Because to take the prison smoking ban as an example, its imposition has caused a great deal of unpleasantness for the 80% of the prison smoking population. It has deprived them of one of the few small pleasures left to them. Violence in prisons has escalated. There have been riots and fires set. Prisoners have been breaking rules to get a smoke, thus lessening their chance of parole, putting further strain on the system. In short, not only is the prison smoking ban cruel to the prisoners, it’s costing a fortune (which the taxpayer is footing the bill for) and disrupting the whole system. And for what? For a fraction of what it has cost the prison system so far, they could have built comfortable smoking rooms / shelters in every prison in the land. The whiners about SHS wouldn’t have anything to whine about, the prisoners who smoke would still be able to smoke, albeit probably with some added restrictions, and prison life would have carried on without rioting or additional violence.

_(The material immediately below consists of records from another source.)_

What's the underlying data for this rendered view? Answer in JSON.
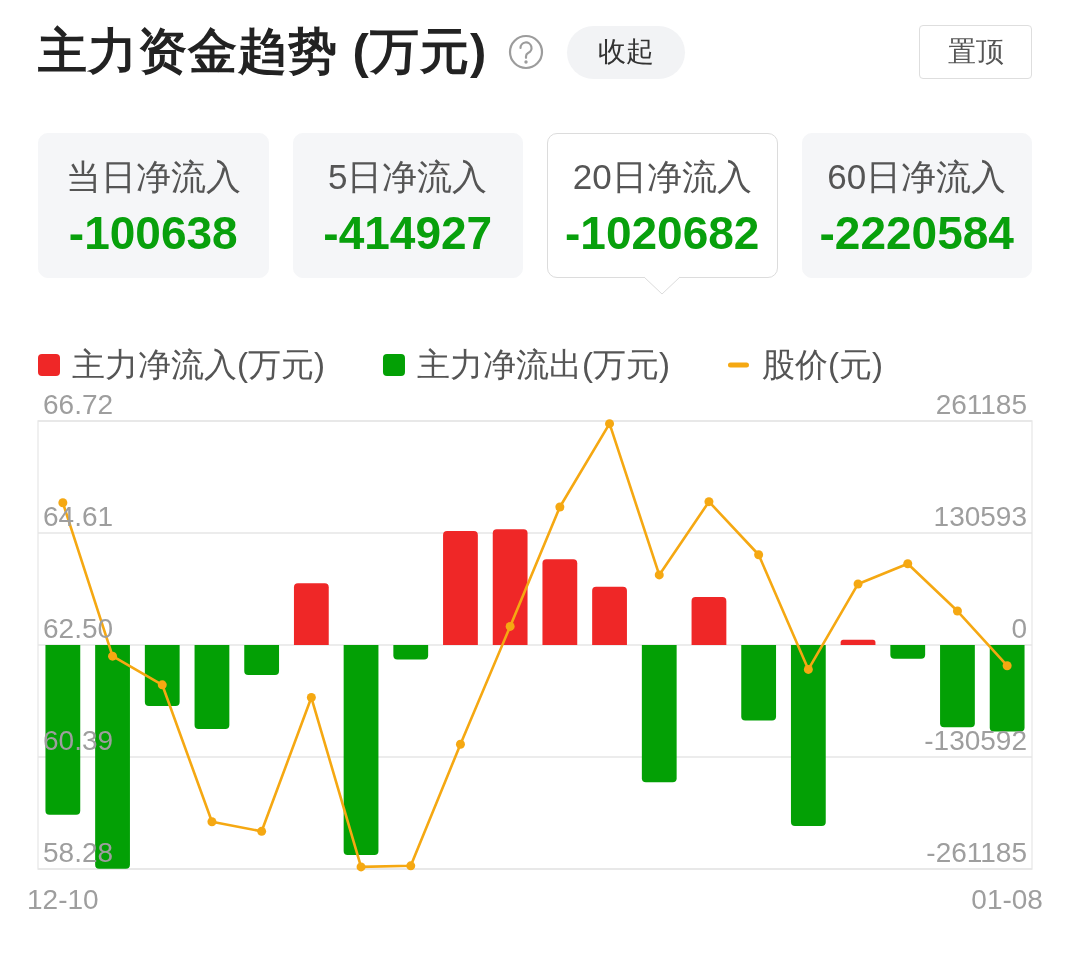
{
  "chart_data": [
    {
      "type": "other",
      "title": "主力资金趋势 (万元)",
      "annotations": [
        "收起",
        "置顶"
      ],
      "categories": [
        "当日净流入",
        "5日净流入",
        "20日净流入",
        "60日净流入"
      ],
      "values": [
        -100638,
        -414927,
        -1020682,
        -2220584
      ],
      "data_labels": true
    },
    {
      "type": "bar",
      "categories": [
        "12-10",
        null,
        null,
        null,
        null,
        null,
        null,
        null,
        null,
        null,
        null,
        null,
        null,
        null,
        null,
        null,
        null,
        null,
        null,
        "01-08"
      ],
      "stacked": true,
      "series": [
        {
          "name": "主力净流入(万元)",
          "color": "#ef2727",
          "axis": "y2",
          "values": [
            null,
            null,
            null,
            null,
            null,
            72000,
            null,
            null,
            133000,
            135000,
            100000,
            68000,
            null,
            56000,
            null,
            null,
            6000,
            null,
            null,
            null
          ]
        },
        {
          "name": "主力净流出(万元)",
          "color": "#03a005",
          "axis": "y2",
          "values": [
            -198000,
            -261000,
            -71000,
            -98000,
            -35000,
            null,
            -245000,
            -17000,
            null,
            null,
            null,
            null,
            -160000,
            null,
            -88000,
            -211000,
            null,
            -16000,
            -96000,
            -101000
          ]
        },
        {
          "name": "股价(元)",
          "type": "line",
          "color": "#f5a812",
          "axis": "y",
          "values": [
            65.18,
            62.29,
            61.75,
            59.17,
            58.99,
            61.51,
            58.32,
            58.34,
            60.63,
            62.85,
            65.1,
            66.67,
            63.82,
            65.2,
            64.2,
            62.04,
            63.65,
            64.03,
            63.14,
            62.11
          ]
        }
      ],
      "ylim": [
        58.28,
        66.72
      ],
      "yticks": [
        58.28,
        60.39,
        {
          "value": 62.5,
          "label": "62.50"
        },
        64.61,
        66.72
      ],
      "y2lim": [
        -261185,
        261185
      ],
      "y2ticks": [
        -261185,
        -130592,
        0,
        130593,
        261185
      ],
      "grid": "y",
      "legend": "top",
      "marker": "circle",
      "line_style": "solid"
    }
  ]
}
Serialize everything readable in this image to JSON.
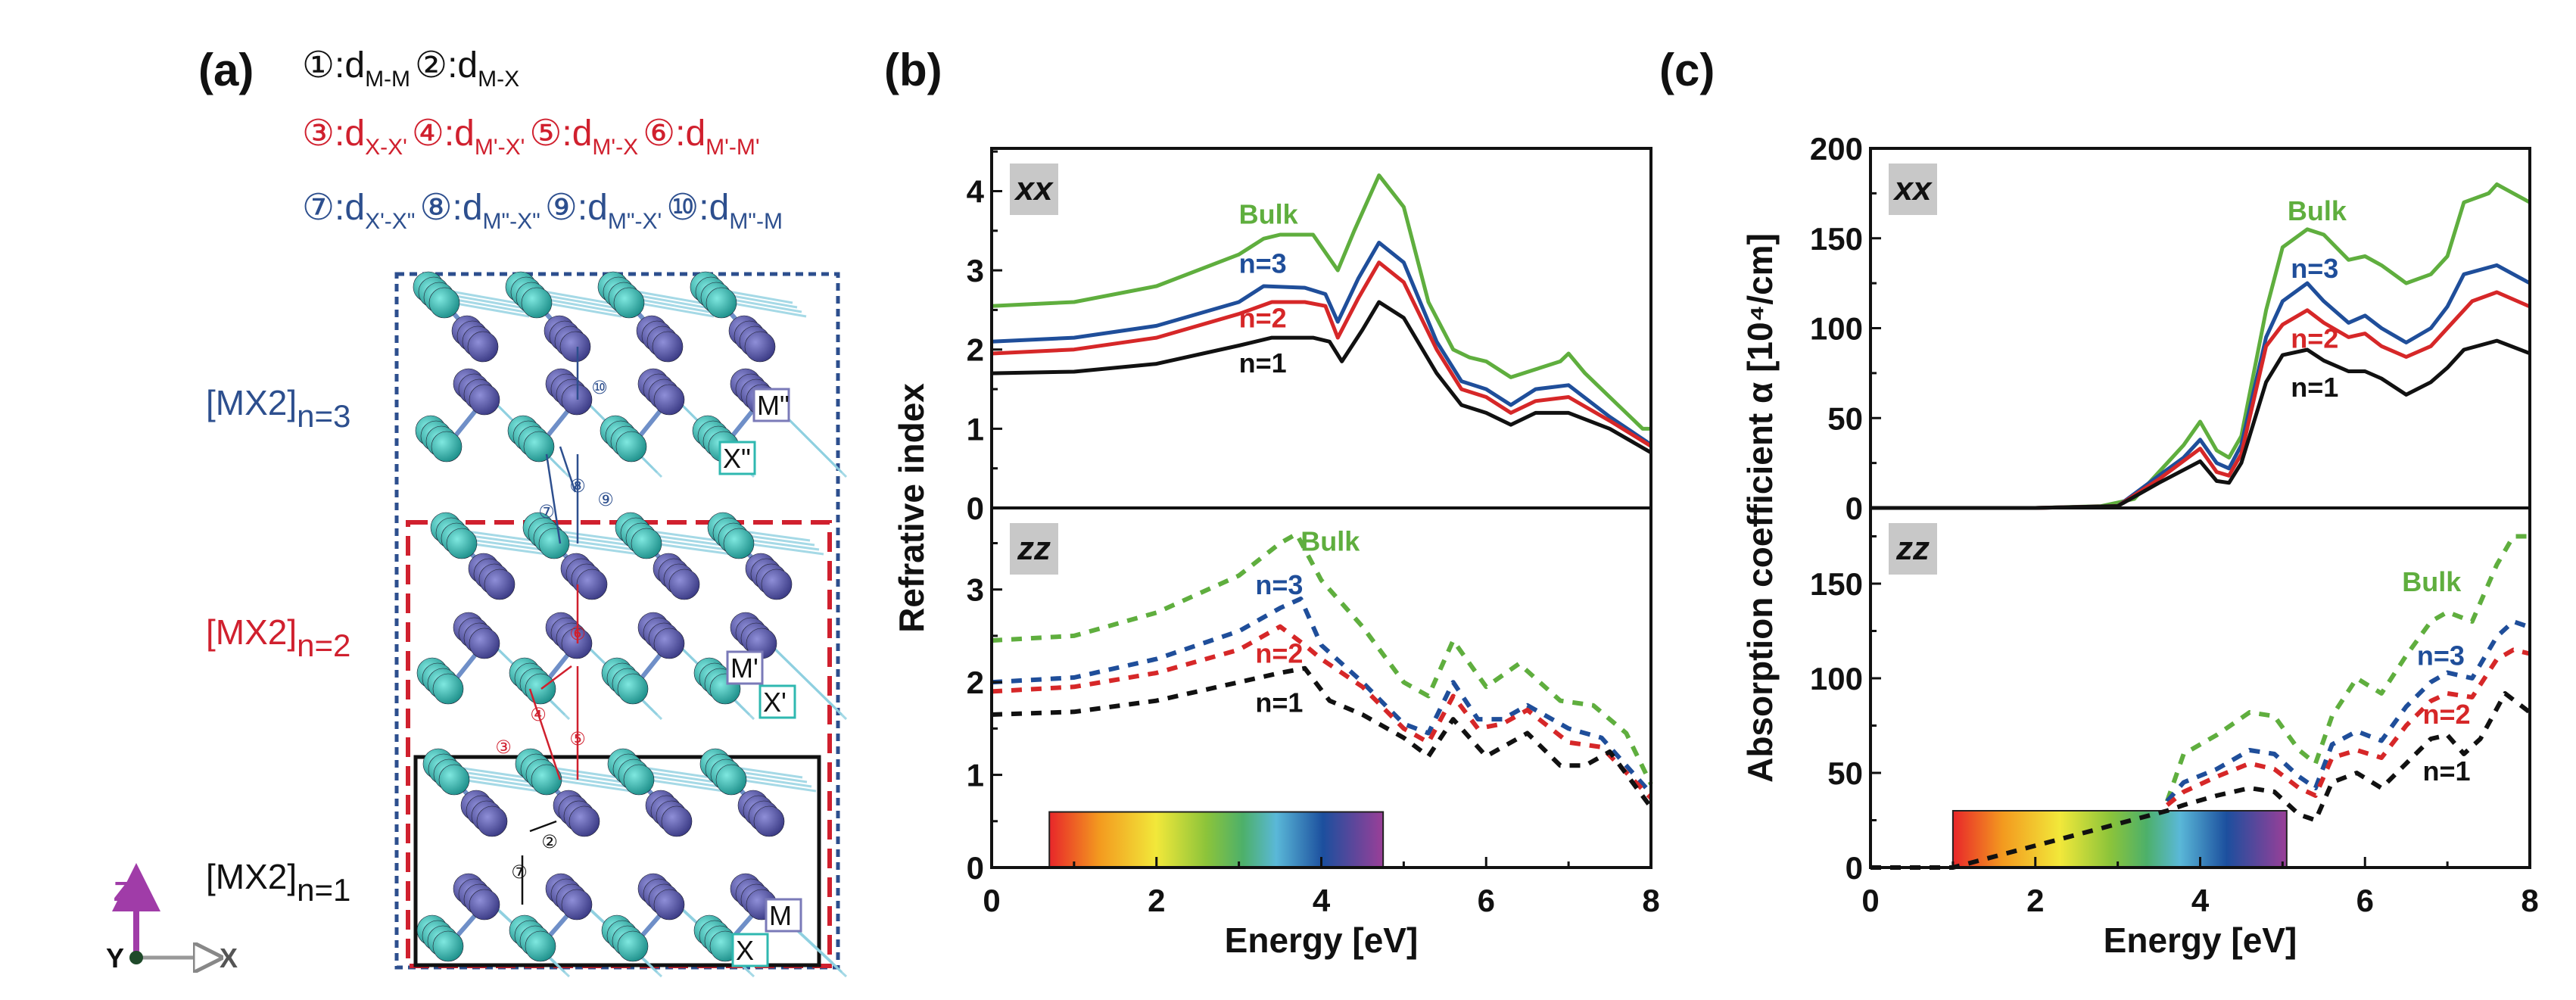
{
  "panel_labels": {
    "a": "(a)",
    "b": "(b)",
    "c": "(c)"
  },
  "legend": {
    "colors": {
      "black": "#111111",
      "red": "#d0202e",
      "blue": "#2d4f8e"
    },
    "rows": [
      [
        {
          "num": "①",
          "text": ":d",
          "sub": "M-M"
        },
        {
          "num": "②",
          "text": ":d",
          "sub": "M-X"
        }
      ],
      [
        {
          "num": "③",
          "text": ":d",
          "sub": "X-X'"
        },
        {
          "num": "④",
          "text": ":d",
          "sub": "M'-X'"
        },
        {
          "num": "⑤",
          "text": ":d",
          "sub": "M'-X"
        },
        {
          "num": "⑥",
          "text": ":d",
          "sub": "M'-M'"
        }
      ],
      [
        {
          "num": "⑦",
          "text": ":d",
          "sub": "X'-X\""
        },
        {
          "num": "⑧",
          "text": ":d",
          "sub": "M\"-X\""
        },
        {
          "num": "⑨",
          "text": ":d",
          "sub": "M\"-X'"
        },
        {
          "num": "⑩",
          "text": ":d",
          "sub": "M\"-M"
        }
      ]
    ]
  },
  "structure": {
    "layers": [
      {
        "text": "[MX2]",
        "sub": "n=3",
        "color": "#2d4f8e"
      },
      {
        "text": "[MX2]",
        "sub": "n=2",
        "color": "#d0202e"
      },
      {
        "text": "[MX2]",
        "sub": "n=1",
        "color": "#111111"
      }
    ],
    "atom_labels": [
      "M\"",
      "X\"",
      "M'",
      "X'",
      "M",
      "X"
    ],
    "atom_colors": {
      "M": "#5a5aa8",
      "X": "#2fb8b0"
    },
    "axes": {
      "z": "Z",
      "y": "Y",
      "x": "X"
    }
  },
  "chart_data": [
    {
      "panel": "(b)",
      "component": "xx",
      "type": "line",
      "ylabel": "Refrative index",
      "xlabel": "Energy [eV]",
      "xlim": [
        0,
        8
      ],
      "ylim": [
        0,
        4.54
      ],
      "yticks": [
        0,
        1,
        2,
        3,
        4
      ],
      "xticks": [
        0,
        2,
        4,
        6,
        8
      ],
      "grid": false,
      "series": [
        {
          "name": "Bulk",
          "color": "#5fae3e",
          "style": "solid",
          "x": [
            0,
            1,
            2,
            3,
            3.3,
            3.5,
            3.9,
            4.2,
            4.4,
            4.7,
            5.0,
            5.3,
            5.6,
            5.8,
            6.0,
            6.3,
            6.6,
            6.9,
            7.0,
            7.2,
            7.6,
            7.9,
            8
          ],
          "y": [
            2.55,
            2.6,
            2.8,
            3.2,
            3.4,
            3.45,
            3.45,
            3.0,
            3.5,
            4.2,
            3.8,
            2.6,
            2.0,
            1.9,
            1.85,
            1.65,
            1.75,
            1.85,
            1.95,
            1.7,
            1.3,
            1.0,
            1.0
          ]
        },
        {
          "name": "n=3",
          "color": "#1f4e9a",
          "style": "solid",
          "x": [
            0,
            1,
            2,
            3,
            3.3,
            3.8,
            4.05,
            4.2,
            4.45,
            4.7,
            5.0,
            5.4,
            5.7,
            6.0,
            6.3,
            6.6,
            7.0,
            7.5,
            8
          ],
          "y": [
            2.1,
            2.15,
            2.3,
            2.6,
            2.8,
            2.78,
            2.7,
            2.35,
            2.9,
            3.35,
            3.1,
            2.1,
            1.6,
            1.5,
            1.3,
            1.5,
            1.55,
            1.15,
            0.8
          ]
        },
        {
          "name": "n=2",
          "color": "#d62728",
          "style": "solid",
          "x": [
            0,
            1,
            2,
            3,
            3.4,
            3.8,
            4.05,
            4.2,
            4.45,
            4.7,
            5.0,
            5.4,
            5.7,
            6.0,
            6.3,
            6.6,
            7.0,
            7.5,
            8
          ],
          "y": [
            1.95,
            2.0,
            2.15,
            2.45,
            2.6,
            2.6,
            2.55,
            2.15,
            2.65,
            3.1,
            2.85,
            2.0,
            1.5,
            1.4,
            1.2,
            1.35,
            1.4,
            1.1,
            0.78
          ]
        },
        {
          "name": "n=1",
          "color": "#111111",
          "style": "solid",
          "x": [
            0,
            1,
            2,
            3,
            3.4,
            3.9,
            4.1,
            4.25,
            4.5,
            4.7,
            5.0,
            5.4,
            5.7,
            6.0,
            6.3,
            6.6,
            7.0,
            7.5,
            8
          ],
          "y": [
            1.7,
            1.72,
            1.82,
            2.05,
            2.15,
            2.15,
            2.1,
            1.85,
            2.25,
            2.6,
            2.4,
            1.7,
            1.3,
            1.2,
            1.05,
            1.2,
            1.2,
            1.0,
            0.7
          ]
        }
      ]
    },
    {
      "panel": "(b)",
      "component": "zz",
      "type": "line",
      "ylabel": "Refrative index",
      "xlabel": "Energy [eV]",
      "xlim": [
        0,
        8
      ],
      "ylim": [
        0,
        3.88
      ],
      "yticks": [
        0,
        1,
        2,
        3
      ],
      "xticks": [
        0,
        2,
        4,
        6,
        8
      ],
      "grid": false,
      "color_bar": {
        "x_range": [
          0.7,
          4.75
        ],
        "height": 0.6
      },
      "series": [
        {
          "name": "Bulk",
          "color": "#5fae3e",
          "style": "dashed",
          "x": [
            0,
            1,
            2,
            3,
            3.5,
            3.7,
            4.0,
            4.5,
            5.0,
            5.3,
            5.6,
            6.0,
            6.4,
            6.9,
            7.3,
            7.7,
            8.0
          ],
          "y": [
            2.45,
            2.5,
            2.75,
            3.15,
            3.5,
            3.6,
            3.1,
            2.6,
            2.0,
            1.85,
            2.45,
            1.95,
            2.2,
            1.8,
            1.75,
            1.45,
            0.9
          ]
        },
        {
          "name": "n=3",
          "color": "#1f4e9a",
          "style": "dashed",
          "x": [
            0,
            1,
            2,
            3,
            3.5,
            3.75,
            4.0,
            4.5,
            5.0,
            5.3,
            5.6,
            5.9,
            6.2,
            6.5,
            7.0,
            7.4,
            8.0
          ],
          "y": [
            2.0,
            2.05,
            2.25,
            2.55,
            2.8,
            2.9,
            2.4,
            2.0,
            1.55,
            1.45,
            2.0,
            1.6,
            1.6,
            1.75,
            1.5,
            1.4,
            0.8
          ]
        },
        {
          "name": "n=2",
          "color": "#d62728",
          "style": "dashed",
          "x": [
            0,
            1,
            2,
            3,
            3.5,
            3.8,
            4.0,
            4.5,
            5.0,
            5.3,
            5.6,
            5.9,
            6.2,
            6.5,
            7.0,
            7.4,
            8.0
          ],
          "y": [
            1.9,
            1.95,
            2.1,
            2.35,
            2.6,
            2.4,
            2.25,
            1.95,
            1.5,
            1.35,
            1.85,
            1.5,
            1.55,
            1.7,
            1.35,
            1.3,
            0.75
          ]
        },
        {
          "name": "n=1",
          "color": "#111111",
          "style": "dashed",
          "x": [
            0,
            1,
            2,
            3,
            3.5,
            3.8,
            4.1,
            4.5,
            5.0,
            5.3,
            5.6,
            6.0,
            6.5,
            6.9,
            7.2,
            7.5,
            8.0
          ],
          "y": [
            1.65,
            1.68,
            1.8,
            2.0,
            2.1,
            2.15,
            1.8,
            1.65,
            1.4,
            1.2,
            1.6,
            1.2,
            1.45,
            1.1,
            1.1,
            1.25,
            0.65
          ]
        }
      ]
    },
    {
      "panel": "(c)",
      "component": "xx",
      "type": "line",
      "ylabel": "Absorption coefficient α [10⁴/cm]",
      "xlabel": "Energy [eV]",
      "xlim": [
        0,
        8
      ],
      "ylim": [
        0,
        200
      ],
      "yticks": [
        0,
        50,
        100,
        150,
        200
      ],
      "xticks": [
        0,
        2,
        4,
        6,
        8
      ],
      "grid": false,
      "series": [
        {
          "name": "Bulk",
          "color": "#5fae3e",
          "style": "solid",
          "x": [
            0,
            2,
            2.8,
            3.2,
            3.5,
            3.8,
            4.0,
            4.2,
            4.35,
            4.5,
            4.8,
            5.0,
            5.3,
            5.5,
            5.8,
            6.0,
            6.2,
            6.5,
            6.8,
            7.0,
            7.2,
            7.5,
            7.6,
            7.8,
            8.0
          ],
          "y": [
            0,
            0,
            1,
            5,
            20,
            35,
            48,
            32,
            28,
            40,
            110,
            145,
            155,
            152,
            138,
            140,
            135,
            125,
            130,
            140,
            170,
            175,
            180,
            175,
            170
          ]
        },
        {
          "name": "n=3",
          "color": "#1f4e9a",
          "style": "solid",
          "x": [
            0,
            2,
            3,
            3.5,
            3.8,
            4.0,
            4.2,
            4.35,
            4.5,
            4.8,
            5.0,
            5.3,
            5.5,
            5.8,
            6.0,
            6.2,
            6.5,
            6.8,
            7.0,
            7.2,
            7.6,
            8.0
          ],
          "y": [
            0,
            0,
            1,
            18,
            28,
            38,
            25,
            22,
            35,
            95,
            115,
            125,
            115,
            103,
            107,
            100,
            92,
            100,
            112,
            130,
            135,
            125
          ]
        },
        {
          "name": "n=2",
          "color": "#d62728",
          "style": "solid",
          "x": [
            0,
            2,
            3,
            3.5,
            4.0,
            4.2,
            4.35,
            4.5,
            4.8,
            5.0,
            5.3,
            5.5,
            5.8,
            6.0,
            6.2,
            6.5,
            6.8,
            7.0,
            7.3,
            7.6,
            8.0
          ],
          "y": [
            0,
            0,
            1,
            16,
            33,
            20,
            18,
            30,
            90,
            102,
            110,
            103,
            95,
            97,
            90,
            84,
            90,
            100,
            115,
            120,
            112
          ]
        },
        {
          "name": "n=1",
          "color": "#111111",
          "style": "solid",
          "x": [
            0,
            2,
            3,
            3.5,
            4.0,
            4.2,
            4.35,
            4.5,
            4.8,
            5.0,
            5.3,
            5.5,
            5.8,
            6.0,
            6.2,
            6.5,
            6.8,
            7.0,
            7.2,
            7.6,
            8.0
          ],
          "y": [
            0,
            0,
            1,
            14,
            26,
            15,
            14,
            25,
            70,
            85,
            88,
            82,
            76,
            76,
            72,
            63,
            70,
            78,
            88,
            93,
            86
          ]
        }
      ]
    },
    {
      "panel": "(c)",
      "component": "zz",
      "type": "line",
      "ylabel": "Absorption coefficient α [10⁴/cm]",
      "xlabel": "Energy [eV]",
      "xlim": [
        0,
        8
      ],
      "ylim": [
        0,
        190
      ],
      "yticks": [
        0,
        50,
        100,
        150
      ],
      "xticks": [
        0,
        2,
        4,
        6,
        8
      ],
      "grid": false,
      "color_bar": {
        "x_range": [
          1.0,
          5.05
        ],
        "height": 30
      },
      "series": [
        {
          "name": "Bulk",
          "color": "#5fae3e",
          "style": "dashed",
          "x": [
            3.6,
            3.8,
            4.2,
            4.6,
            4.9,
            5.2,
            5.4,
            5.6,
            5.9,
            6.2,
            6.5,
            6.8,
            7.0,
            7.3,
            7.6,
            7.8,
            8.0
          ],
          "y": [
            35,
            60,
            70,
            82,
            80,
            62,
            55,
            80,
            100,
            92,
            112,
            130,
            135,
            130,
            160,
            175,
            175
          ]
        },
        {
          "name": "n=3",
          "color": "#1f4e9a",
          "style": "dashed",
          "x": [
            3.6,
            3.8,
            4.2,
            4.6,
            4.9,
            5.2,
            5.4,
            5.6,
            5.9,
            6.2,
            6.5,
            6.8,
            7.0,
            7.3,
            7.6,
            7.8,
            8.0
          ],
          "y": [
            35,
            45,
            52,
            62,
            60,
            48,
            42,
            65,
            72,
            67,
            85,
            98,
            103,
            100,
            122,
            130,
            127
          ]
        },
        {
          "name": "n=2",
          "color": "#d62728",
          "style": "dashed",
          "x": [
            3.6,
            3.8,
            4.2,
            4.6,
            4.9,
            5.2,
            5.4,
            5.6,
            5.9,
            6.2,
            6.5,
            6.8,
            7.0,
            7.3,
            7.6,
            7.8,
            8.0
          ],
          "y": [
            33,
            40,
            48,
            55,
            52,
            42,
            38,
            58,
            62,
            58,
            75,
            88,
            92,
            90,
            110,
            115,
            113
          ]
        },
        {
          "name": "n=1",
          "color": "#111111",
          "style": "dashed",
          "x": [
            0,
            1,
            3.6,
            3.8,
            4.2,
            4.6,
            4.9,
            5.2,
            5.4,
            5.6,
            5.9,
            6.2,
            6.5,
            6.8,
            7.0,
            7.2,
            7.4,
            7.7,
            8.0
          ],
          "y": [
            0,
            0,
            30,
            33,
            38,
            42,
            40,
            28,
            25,
            45,
            50,
            42,
            55,
            68,
            70,
            60,
            68,
            92,
            82
          ]
        }
      ]
    }
  ]
}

So why did they opt for what was patently going to be the worst possible option on every level? Because it delivered maximum pain for all? No, I think it was because it delivered maximum pain for the smokers. All the rest is just collateral damage, and can be ignored. What would seem to be paramount is to impose the maximum amount of expense, humility and discomfiture on smokers that is possible with any given legislation. And a mindset like that infers inherent cruelty.
“All cruelty springs from weakness.”
Which may well be true, but when those who are cruel by nature insinuate themselves into positions of power, that weakness is a burden on us all.